On my way out of Lemmenjoki, a tourist from Helsinki inquired what I had learned about Petronella. “So what did you find? Is she a crook?” he asked. I paused. Petronella and I have had an interesting relationship. Sometimes I felt intensely connected to her, as if we shared the same soul. Sometimes I felt angry at the web of confusion and mystery she left in her wake. Sometimes I wondered if it was really her I was following, or just the echoes of my own heart. But in the end she was there on the fjelds, keeping me grounded, leading me onto something I don’t know but will probably be big and scary and hard and has the potential of failure and heartbreak but will without a doubt be worth it if I make it through to the beauty and fullness on the other side. I took a breath, and I answered him.
“I have found that Petronella is whatever people need her to be,” I said. “She is a crook, a trickster, a heroine, a temptress, a woman, a mother, a legend. So am I. So are you.” He smiled and raised his eyebrows, surprised but satisfied. “Humans are complicated,” I said.
To my Lemmenjoki friends and all the people I have met along the way, though it will never be enough: kiitos. I will wear my golden you-know-what with pride, and remember. I will return.

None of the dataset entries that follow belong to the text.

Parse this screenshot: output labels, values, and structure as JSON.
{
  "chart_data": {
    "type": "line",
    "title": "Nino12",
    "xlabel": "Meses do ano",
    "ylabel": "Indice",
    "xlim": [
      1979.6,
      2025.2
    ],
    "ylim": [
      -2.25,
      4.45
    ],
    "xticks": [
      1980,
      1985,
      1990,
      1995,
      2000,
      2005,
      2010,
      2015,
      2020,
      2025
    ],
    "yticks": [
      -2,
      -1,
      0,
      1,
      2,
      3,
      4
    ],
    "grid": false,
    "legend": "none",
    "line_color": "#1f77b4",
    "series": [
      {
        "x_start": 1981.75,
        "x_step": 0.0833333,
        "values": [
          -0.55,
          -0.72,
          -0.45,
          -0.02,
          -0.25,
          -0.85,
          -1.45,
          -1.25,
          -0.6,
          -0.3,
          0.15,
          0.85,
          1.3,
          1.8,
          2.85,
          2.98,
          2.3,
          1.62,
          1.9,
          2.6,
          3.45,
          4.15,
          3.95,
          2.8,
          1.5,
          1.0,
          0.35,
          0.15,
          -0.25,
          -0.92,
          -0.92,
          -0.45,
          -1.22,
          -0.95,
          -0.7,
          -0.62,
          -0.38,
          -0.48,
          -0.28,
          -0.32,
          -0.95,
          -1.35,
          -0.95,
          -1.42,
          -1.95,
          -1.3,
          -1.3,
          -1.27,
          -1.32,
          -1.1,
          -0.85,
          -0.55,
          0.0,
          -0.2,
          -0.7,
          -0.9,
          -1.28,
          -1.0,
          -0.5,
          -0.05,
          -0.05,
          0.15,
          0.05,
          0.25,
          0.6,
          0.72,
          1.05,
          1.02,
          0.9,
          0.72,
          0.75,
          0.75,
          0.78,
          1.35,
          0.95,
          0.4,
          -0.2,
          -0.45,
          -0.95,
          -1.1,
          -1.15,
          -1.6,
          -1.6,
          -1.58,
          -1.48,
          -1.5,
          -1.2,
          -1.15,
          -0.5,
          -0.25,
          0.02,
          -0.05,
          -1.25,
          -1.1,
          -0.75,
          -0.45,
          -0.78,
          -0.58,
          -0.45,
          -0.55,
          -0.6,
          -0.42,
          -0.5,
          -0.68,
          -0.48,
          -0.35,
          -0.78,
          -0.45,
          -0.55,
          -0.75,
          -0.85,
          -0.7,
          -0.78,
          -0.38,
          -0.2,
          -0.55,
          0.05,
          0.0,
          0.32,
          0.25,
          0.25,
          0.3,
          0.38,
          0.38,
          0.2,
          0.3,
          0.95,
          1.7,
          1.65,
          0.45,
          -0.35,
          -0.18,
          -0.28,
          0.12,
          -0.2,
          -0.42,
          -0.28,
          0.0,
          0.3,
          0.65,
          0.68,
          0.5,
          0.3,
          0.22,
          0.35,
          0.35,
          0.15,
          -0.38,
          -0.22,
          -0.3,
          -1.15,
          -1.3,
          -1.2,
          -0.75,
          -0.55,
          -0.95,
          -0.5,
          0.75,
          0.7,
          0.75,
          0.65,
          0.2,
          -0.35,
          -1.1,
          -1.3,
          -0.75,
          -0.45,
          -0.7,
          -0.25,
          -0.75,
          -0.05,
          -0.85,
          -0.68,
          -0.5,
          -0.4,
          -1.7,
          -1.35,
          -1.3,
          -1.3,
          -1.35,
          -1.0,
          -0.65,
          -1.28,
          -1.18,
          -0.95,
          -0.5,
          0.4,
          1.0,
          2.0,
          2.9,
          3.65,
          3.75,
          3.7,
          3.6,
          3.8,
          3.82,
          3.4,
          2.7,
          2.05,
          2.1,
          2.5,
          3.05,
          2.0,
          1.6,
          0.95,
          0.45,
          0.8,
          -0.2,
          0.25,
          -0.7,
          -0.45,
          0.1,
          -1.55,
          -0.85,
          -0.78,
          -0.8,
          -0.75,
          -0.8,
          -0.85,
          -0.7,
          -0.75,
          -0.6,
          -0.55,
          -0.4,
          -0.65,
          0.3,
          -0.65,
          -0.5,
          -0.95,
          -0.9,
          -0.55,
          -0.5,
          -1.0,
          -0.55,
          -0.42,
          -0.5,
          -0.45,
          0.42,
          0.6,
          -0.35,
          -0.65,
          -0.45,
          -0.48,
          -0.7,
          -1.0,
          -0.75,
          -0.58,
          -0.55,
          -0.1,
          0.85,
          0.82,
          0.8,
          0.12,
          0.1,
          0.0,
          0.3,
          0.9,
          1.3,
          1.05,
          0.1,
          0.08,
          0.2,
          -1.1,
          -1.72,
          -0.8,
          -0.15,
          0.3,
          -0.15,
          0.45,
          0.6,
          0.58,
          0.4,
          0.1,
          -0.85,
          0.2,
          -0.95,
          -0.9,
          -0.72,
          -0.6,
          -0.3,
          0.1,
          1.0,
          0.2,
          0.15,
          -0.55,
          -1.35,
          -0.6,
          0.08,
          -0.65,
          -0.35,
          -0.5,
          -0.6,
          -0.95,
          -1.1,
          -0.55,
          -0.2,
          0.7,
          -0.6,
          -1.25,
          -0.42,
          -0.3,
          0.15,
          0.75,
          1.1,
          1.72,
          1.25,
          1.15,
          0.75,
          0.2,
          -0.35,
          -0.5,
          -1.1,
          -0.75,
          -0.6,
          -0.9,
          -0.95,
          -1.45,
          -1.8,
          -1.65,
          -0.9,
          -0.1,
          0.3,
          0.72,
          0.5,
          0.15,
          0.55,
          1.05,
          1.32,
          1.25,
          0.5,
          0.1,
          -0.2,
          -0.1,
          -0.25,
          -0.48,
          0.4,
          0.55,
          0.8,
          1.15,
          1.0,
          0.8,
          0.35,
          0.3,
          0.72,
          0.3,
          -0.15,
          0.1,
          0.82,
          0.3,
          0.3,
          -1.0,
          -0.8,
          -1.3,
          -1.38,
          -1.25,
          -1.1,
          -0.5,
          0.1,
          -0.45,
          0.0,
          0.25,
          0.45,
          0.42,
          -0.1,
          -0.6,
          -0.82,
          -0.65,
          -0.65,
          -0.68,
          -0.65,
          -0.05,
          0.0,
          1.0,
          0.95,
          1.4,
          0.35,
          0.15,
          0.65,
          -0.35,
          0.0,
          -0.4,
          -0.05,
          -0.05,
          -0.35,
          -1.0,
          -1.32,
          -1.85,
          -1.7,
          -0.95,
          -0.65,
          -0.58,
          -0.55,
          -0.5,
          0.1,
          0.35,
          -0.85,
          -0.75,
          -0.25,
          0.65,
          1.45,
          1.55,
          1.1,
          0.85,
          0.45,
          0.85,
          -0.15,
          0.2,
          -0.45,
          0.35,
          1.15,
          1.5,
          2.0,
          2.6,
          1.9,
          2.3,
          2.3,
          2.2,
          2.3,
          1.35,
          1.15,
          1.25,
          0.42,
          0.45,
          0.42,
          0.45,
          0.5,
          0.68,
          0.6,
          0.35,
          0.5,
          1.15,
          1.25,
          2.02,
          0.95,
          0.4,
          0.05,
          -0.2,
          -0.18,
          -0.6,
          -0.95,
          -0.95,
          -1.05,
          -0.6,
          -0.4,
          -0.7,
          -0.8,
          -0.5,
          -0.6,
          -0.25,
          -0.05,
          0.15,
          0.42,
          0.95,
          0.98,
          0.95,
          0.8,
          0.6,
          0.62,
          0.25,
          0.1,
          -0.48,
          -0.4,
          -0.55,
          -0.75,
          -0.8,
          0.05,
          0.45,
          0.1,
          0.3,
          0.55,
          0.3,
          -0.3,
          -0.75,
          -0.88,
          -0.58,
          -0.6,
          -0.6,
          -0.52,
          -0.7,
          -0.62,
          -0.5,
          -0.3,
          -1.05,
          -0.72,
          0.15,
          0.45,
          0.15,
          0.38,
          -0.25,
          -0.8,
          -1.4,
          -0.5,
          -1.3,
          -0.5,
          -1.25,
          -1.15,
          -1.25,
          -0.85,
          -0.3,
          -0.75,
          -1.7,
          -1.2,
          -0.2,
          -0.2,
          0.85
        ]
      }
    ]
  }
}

To my friends back home: when you ask me how my journey was, don’t believe what I tell you. There’s no way I’ll truly be able to say it in its entirety until it is written.
Petronella and I, we’re all of it. So are you. We’re complicated. I hope that when I am finished, you will see us as the humans we are, beautiful in our complexity. Maybe you will view yourself in the same way, beautiful in your own.